ECLI:NL:RBROT:2021:13044
Rechtbank Rotterdam
- Eerste aanleg - enkelvoudig
- Rechtspraak.nl
Herziening en terugvordering van bijstandsuitkering in verband met deeltijdondernemerschap en vervoerskosten
In deze tussenuitspraak van de Rechtbank Rotterdam, gedateerd 24 december 2021, wordt de herziening en terugvordering van een bijstandsuitkering van eisers besproken. De zaak betreft een besluit van het college van burgemeester en wethouders van Rotterdam, waarbij de bijstandsuitkering van eisers over de periode van 1 januari 2019 tot en met 31 december 2019 is herzien en een bedrag van € 2.999,53 is teruggevorderd. Dit besluit is gebaseerd op de Participatiewet (Pw) en de inkomsten die eisers hebben ontvangen uit deeltijdondernemerschap. Eisers hebben tegen dit besluit bezwaar gemaakt, maar het bezwaar is ongegrond verklaard. Hierop hebben eisers beroep ingesteld bij de rechtbank.
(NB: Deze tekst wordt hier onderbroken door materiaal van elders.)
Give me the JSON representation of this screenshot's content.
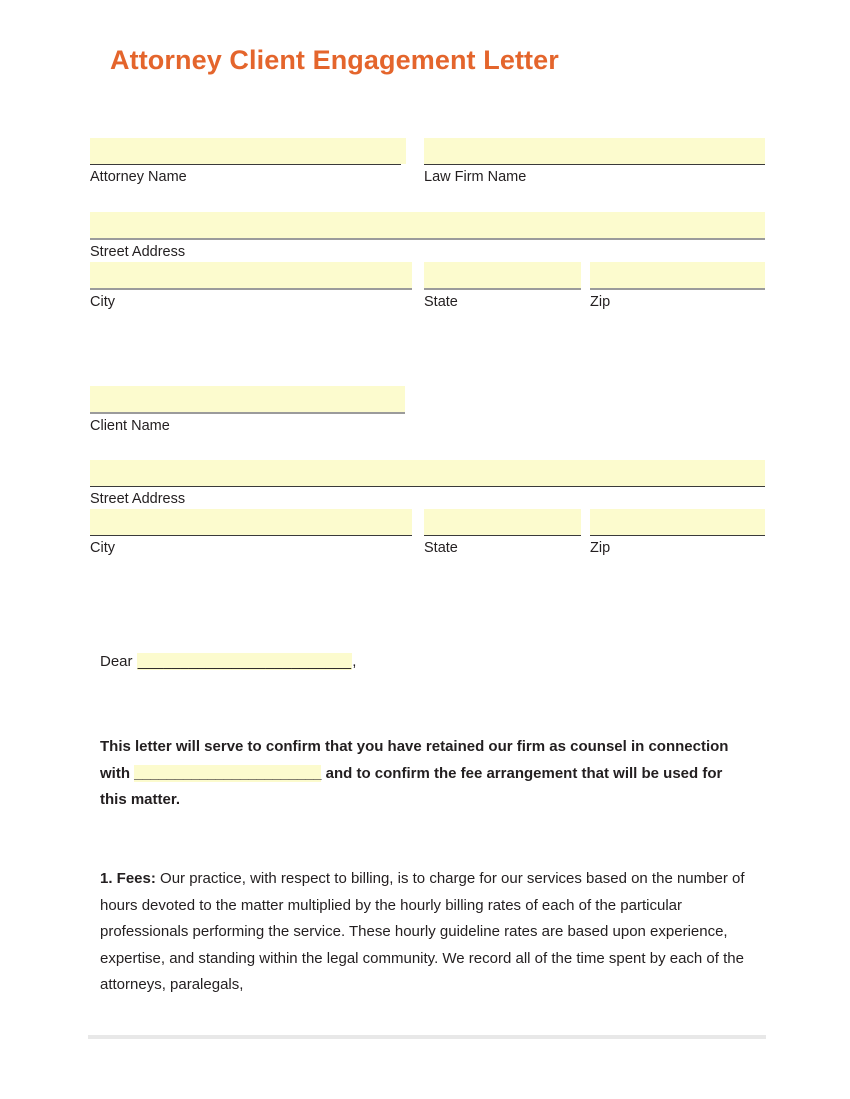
{
  "document": {
    "title": "Attorney Client Engagement Letter",
    "title_color": "#e4652c",
    "highlight_color": "#fcfbce",
    "page_background": "#ffffff",
    "text_color": "#231f20"
  },
  "attorney_block": {
    "name_field": {
      "caption": "Attorney Name",
      "value": ""
    },
    "firm_field": {
      "caption": "Law Firm Name",
      "value": ""
    },
    "street_field": {
      "caption": "Street Address",
      "value": ""
    },
    "city_field": {
      "caption": "City",
      "value": ""
    },
    "state_field": {
      "caption": "State",
      "value": ""
    },
    "zip_field": {
      "caption": "Zip",
      "value": ""
    }
  },
  "client_block": {
    "name_field": {
      "caption": "Client Name",
      "value": ""
    },
    "street_field": {
      "caption": "Street Address",
      "value": ""
    },
    "city_field": {
      "caption": "City",
      "value": ""
    },
    "state_field": {
      "caption": "State",
      "value": ""
    },
    "zip_field": {
      "caption": "Zip",
      "value": ""
    }
  },
  "salutation": {
    "prefix": "Dear ",
    "blank": "_________________________",
    "suffix": ","
  },
  "lead_paragraph": {
    "part1": "This letter will serve to confirm that you have retained our firm as counsel in connection with ",
    "blank": "_______________________",
    "part2": " and to confirm the fee arrangement that will be used for this matter."
  },
  "fees_section": {
    "label": "1. Fees:",
    "body": "  Our practice, with respect to billing, is to charge for our services based on the number of hours devoted to the matter multiplied by the hourly billing rates of each of the particular professionals performing the service. These hourly guideline rates are based upon experience, expertise, and standing within the legal community. We record all of the time spent by each of the attorneys, paralegals,"
  }
}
Tijdens de zitting op 22 oktober 2021 is medegedeeld dat eiser kort voor de zitting is overleden. De rechtbank heeft de argumenten van eisers, die stellen dat de vervoerskosten wel degelijk kunnen worden vastgesteld, in overweging genomen. Eisers hebben een kilometerregistratie overgelegd, waaruit blijkt dat eiser in 2019 8.211,1 zakelijke kilometers heeft gereden. De rechtbank oordeelt dat de motivering van het bestreden besluit niet voldoende is en dat verweerder niet duidelijk heeft gemaakt welke bewijsstukken nodig zijn om de vervoerskosten te verifiëren.
De rechtbank heeft verweerder de gelegenheid gegeven om het gebrek in de motivering van het bestreden besluit te herstellen binnen zes weken na verzending van deze tussenuitspraak. De rechtbank houdt verdere beslissingen aan tot de einduitspraak op het beroep, waarbij ook de proceskosten en het griffierecht nog niet zijn behandeld.